His culminating stroke of genius is a palimpsest of around one hundred fifty-six lines that, at first, one might miss as his prime conjuring trick of truth. (And yes, in my previous readings of this novel, I glossed over it as stylistic rather than substantial: I did not get its genius.) As the Americans arrive in Manila, suddenly you’re beset with a jumble of anachronisms: places and names from a dislocated era. Tinio in the Ilocos, Concepcion and Alejandrino in Central Luzon, Cailles and Malvar in the Tagalog provinces, Lukban in Samar.
These are not the guerrillas of World War 2. These are the katipuneros of 1899, subdued by the same American battalions coming to save in 1945.
One can read this set-piece of jumbled battles as basic irony: two sets of Americans arriving in the Philippines at different times, in overlapping, enjambed sentences, creating satirical dissonance. But as the ghosts and incidents from the war against the Americans of 1899 keep entwining, twinned, hauntingly enjambed with the onslaught of the “saviors,” the Americans of 1945, the inexorable historical doubling doubles one over with history’s grief.
Analyzing empire through this simple syntactical stunt, Nolledo delivers his coup de grace.
Having read so much on that earlier war, I recognized the names, and his obdurate sense of history dawned on me: I saw the interlacing of the two wars as if witnessing his conjuration—his thesis of empire’s rapacity and the occupied’s rage through war’s simultaneous double-times—and part of the “historical experience” revolutionary in the novel is the unraveling of the reader’s gradual awareness of its ethical design, that is, the way we see the novel processing historical truth: we in fact always live with the sense of rhyming moments of time that Nolledo’s Battle of Manila carries, in which all along the text contains our repressed past in ghost sentences sliding under our present violence.

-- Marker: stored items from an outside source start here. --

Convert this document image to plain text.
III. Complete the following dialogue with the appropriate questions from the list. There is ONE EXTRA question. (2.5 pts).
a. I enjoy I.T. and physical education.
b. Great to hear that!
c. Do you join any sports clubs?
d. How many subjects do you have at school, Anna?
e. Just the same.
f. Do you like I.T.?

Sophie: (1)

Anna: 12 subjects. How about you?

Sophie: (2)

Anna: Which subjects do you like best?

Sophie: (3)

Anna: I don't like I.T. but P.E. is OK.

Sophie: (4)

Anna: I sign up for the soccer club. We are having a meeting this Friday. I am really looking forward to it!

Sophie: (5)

I will not underline here exactly at which moment that occurs in the novel: pick it up for your puzzling pleasure.
Throughout the novel, through his ventriloquized voices in his omniscient lens, Nolledo pulls his punches as he occupies his haiku-quoting gentlemanly Japanese assassin or imbecile American pilot. Empathy keeps leavening our disgust, even to the end when refrigerators blow up looters, and still we follow the dreams of the sadists who mined them.
But Nolledo’s eye on history is not divided or ambiguous: his rage against his city’s ravage is singular. It is knife-sharp.
My beef about World War 2 in the Philippines has always been that this concept of “American liberation” further alienated us from understanding our past and ongoing violation under capitalism and empire—especially true in that era of Nolledo’s writing. It is hard to replicate the Battle of Manila in 1945 only with rancor or to do justice to it only with empathy because of our complicated history both with our allies the Americans—our colonial abuser—and with our enemy, the Japanese, our brutal fellow Asians. Nolledo’s triumph for me is that he did: he measured rancor and empathy by centering, without compromise, art’s demand—in his case, his roaming, ruminant omniscient lens, his hold on perspective through the most careful play with words, his unflinching eye on ruin.
What readers often fail to note in our false divisions of art from polemic is that it is precisely art’s play, its anarchic discipline, that produces the ethical, political gaze.
In at least two of my novels, I’ve mentioned But for the Lovers in passing genuflections. Our job certainly is not to build altars but to read our art and thus our selves with care. Rereading Nolledo, I am grateful for this reissue, a labor of love and memory for Philippine literature that I hope does not stop at Nolledo even as this publication energizes us—by rightly beginning with him.